それは、杜若との戦闘の二週間ほど前のことだった。
プロトンロケットの爆発により捻れた空間から結城がこの世界にやってきた日だ。
『そうそう、ついでに教えといてやろう、我はゴッドでもデルザーでも、ゴルゴムでもないぞ……』
「ゴッド?デルザー?ゴルゴム?……何のことだ?」
『おや、知らなかったか?デストロン同様に過去に存在した愚者どもの集団よぉ。もっとも、全てが仮面ライダーと名乗る者達に消されてしまったがな……まぁ、そのおかげで今我らがこの世界を占拠できるわけだがな。愚者といえども、集まられては少々厄介だからな』
「………貴様、今何と言った!?仮面ライダーだと!仮面ライダーが、他にもいると言うのか!?」
『何を驚いている……まぁ、もっとも奴等は消えてしまったがな……我らがこの世界に現れるのを察知して、一番初めの空間に歪みの場所に集まりおった。
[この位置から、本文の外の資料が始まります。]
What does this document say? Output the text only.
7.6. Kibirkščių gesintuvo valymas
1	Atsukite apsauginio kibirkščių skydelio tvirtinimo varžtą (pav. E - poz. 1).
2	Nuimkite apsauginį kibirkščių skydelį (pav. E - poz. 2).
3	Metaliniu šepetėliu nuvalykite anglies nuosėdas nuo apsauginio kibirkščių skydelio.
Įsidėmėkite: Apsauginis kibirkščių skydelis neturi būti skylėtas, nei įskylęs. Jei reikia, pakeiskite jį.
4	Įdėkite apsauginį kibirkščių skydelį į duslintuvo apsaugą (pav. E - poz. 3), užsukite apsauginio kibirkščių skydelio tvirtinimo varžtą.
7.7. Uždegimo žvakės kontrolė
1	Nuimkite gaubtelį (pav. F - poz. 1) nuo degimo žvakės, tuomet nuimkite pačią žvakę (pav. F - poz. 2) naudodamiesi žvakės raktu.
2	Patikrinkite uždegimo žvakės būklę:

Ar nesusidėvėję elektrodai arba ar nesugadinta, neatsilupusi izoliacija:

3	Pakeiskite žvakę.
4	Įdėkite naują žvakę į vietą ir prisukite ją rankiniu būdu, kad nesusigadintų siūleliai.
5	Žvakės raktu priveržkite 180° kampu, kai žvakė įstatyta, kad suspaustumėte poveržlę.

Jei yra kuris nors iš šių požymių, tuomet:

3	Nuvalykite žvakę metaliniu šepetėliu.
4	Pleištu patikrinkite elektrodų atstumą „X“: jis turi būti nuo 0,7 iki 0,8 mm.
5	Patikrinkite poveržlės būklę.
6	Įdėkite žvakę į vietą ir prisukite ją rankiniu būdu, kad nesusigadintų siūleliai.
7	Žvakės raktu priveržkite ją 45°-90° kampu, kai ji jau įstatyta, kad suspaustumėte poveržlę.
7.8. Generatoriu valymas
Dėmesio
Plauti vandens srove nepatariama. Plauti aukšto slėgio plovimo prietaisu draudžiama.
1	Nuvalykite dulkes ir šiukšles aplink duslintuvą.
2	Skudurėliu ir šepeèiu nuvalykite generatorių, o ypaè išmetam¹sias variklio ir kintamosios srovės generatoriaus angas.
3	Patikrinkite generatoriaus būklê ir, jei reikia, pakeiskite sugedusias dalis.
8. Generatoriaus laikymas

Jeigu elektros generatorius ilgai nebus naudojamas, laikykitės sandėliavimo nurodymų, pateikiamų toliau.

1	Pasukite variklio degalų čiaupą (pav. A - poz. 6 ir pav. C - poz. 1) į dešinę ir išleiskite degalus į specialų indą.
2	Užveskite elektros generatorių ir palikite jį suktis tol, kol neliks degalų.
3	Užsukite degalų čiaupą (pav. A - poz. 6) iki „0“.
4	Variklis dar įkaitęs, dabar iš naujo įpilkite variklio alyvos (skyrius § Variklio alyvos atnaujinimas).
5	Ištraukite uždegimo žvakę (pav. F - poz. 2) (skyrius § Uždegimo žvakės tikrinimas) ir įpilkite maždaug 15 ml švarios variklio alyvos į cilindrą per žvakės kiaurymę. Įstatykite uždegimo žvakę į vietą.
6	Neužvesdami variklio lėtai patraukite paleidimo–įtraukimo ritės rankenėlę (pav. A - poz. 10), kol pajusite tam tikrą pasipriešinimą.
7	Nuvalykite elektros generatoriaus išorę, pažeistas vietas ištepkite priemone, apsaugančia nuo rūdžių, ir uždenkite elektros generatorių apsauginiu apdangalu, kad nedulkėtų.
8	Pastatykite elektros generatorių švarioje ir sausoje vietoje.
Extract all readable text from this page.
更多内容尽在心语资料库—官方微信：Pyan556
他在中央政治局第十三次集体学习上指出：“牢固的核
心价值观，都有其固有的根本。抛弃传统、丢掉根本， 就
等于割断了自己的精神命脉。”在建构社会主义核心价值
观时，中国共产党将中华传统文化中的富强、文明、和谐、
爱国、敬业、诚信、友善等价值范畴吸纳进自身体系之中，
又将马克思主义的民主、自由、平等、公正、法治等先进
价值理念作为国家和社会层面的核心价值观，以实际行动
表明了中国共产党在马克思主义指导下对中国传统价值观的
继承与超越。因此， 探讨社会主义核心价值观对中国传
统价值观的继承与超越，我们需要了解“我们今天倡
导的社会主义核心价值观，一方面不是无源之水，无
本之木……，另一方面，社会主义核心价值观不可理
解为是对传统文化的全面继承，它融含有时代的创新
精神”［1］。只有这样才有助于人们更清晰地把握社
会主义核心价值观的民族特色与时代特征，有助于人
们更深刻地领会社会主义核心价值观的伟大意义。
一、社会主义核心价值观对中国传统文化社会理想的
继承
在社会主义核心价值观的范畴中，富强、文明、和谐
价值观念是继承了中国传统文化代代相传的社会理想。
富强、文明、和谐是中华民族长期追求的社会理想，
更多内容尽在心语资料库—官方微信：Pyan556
その時に、我らが出てきた穴に吸い込まれていったわ。今頃は冥界の何処かを彷徨っているだろうよ。そう、我らが故郷をな。我はDEVILの、冥界の使者だ。この人間界を貰い受けるためのな』
それは、僅かに口の端を上げ、笑みに似た表情を作った。



「………なるほど……だが、にわかには信じがたいことだな」
「お前もそう思うか。だが、ヤツは確かに仮面ライダーの名を口にした。それに、デストロンを過去の組織と呼んだ」
「………ああ、しかしだ、それが本当だとするなら、更に別の世界に他のライダー達が捕らわれていると言うことだ」
「そう……つまり――」
「――ここは未来で、他にも仮面ライダー、居る……と、言うことは、アレはやはり、仮面、ライダーなのか……?」
風見は視線を僅かにずらすと杜若のことを考えてそう呟いた。



『ヒャァヒャヒャヒャヒャ……!』
不気味な高笑いをあげ、それはビルに閃光を放った。
と、そのビルの上半分が跡形もなく吹き飛んだ。
『面白れぇなぁ……こんなにも脆いとよう!ヒャァヒャヒャヒャヒャ!』
再び口から発せられた閃光は次のビルに向かって飛んでいく。
はずだった。
が、それは途中で消え去った。
『ン?何だぁ?テメェ』
ソレは、自分の閃光を消し去った者を凝視すると、怒りにも取れる低い声でそう言った。
そこにいるのは……。
黄を基本色にし、黒い瞳。
真紅のマフラーをなびかせ、黄金色の拳を突き出し立っていた。
『そうか、テメェだな、戯朱(ざしゅ)をやったのは……なるほど、そうかぁ、テメェがなぁ……』
一瞬感心しているようにも取れるが、それは、楽しんでいる台詞だった。
どうやら、戦いを楽しんでしまうタイプのようである。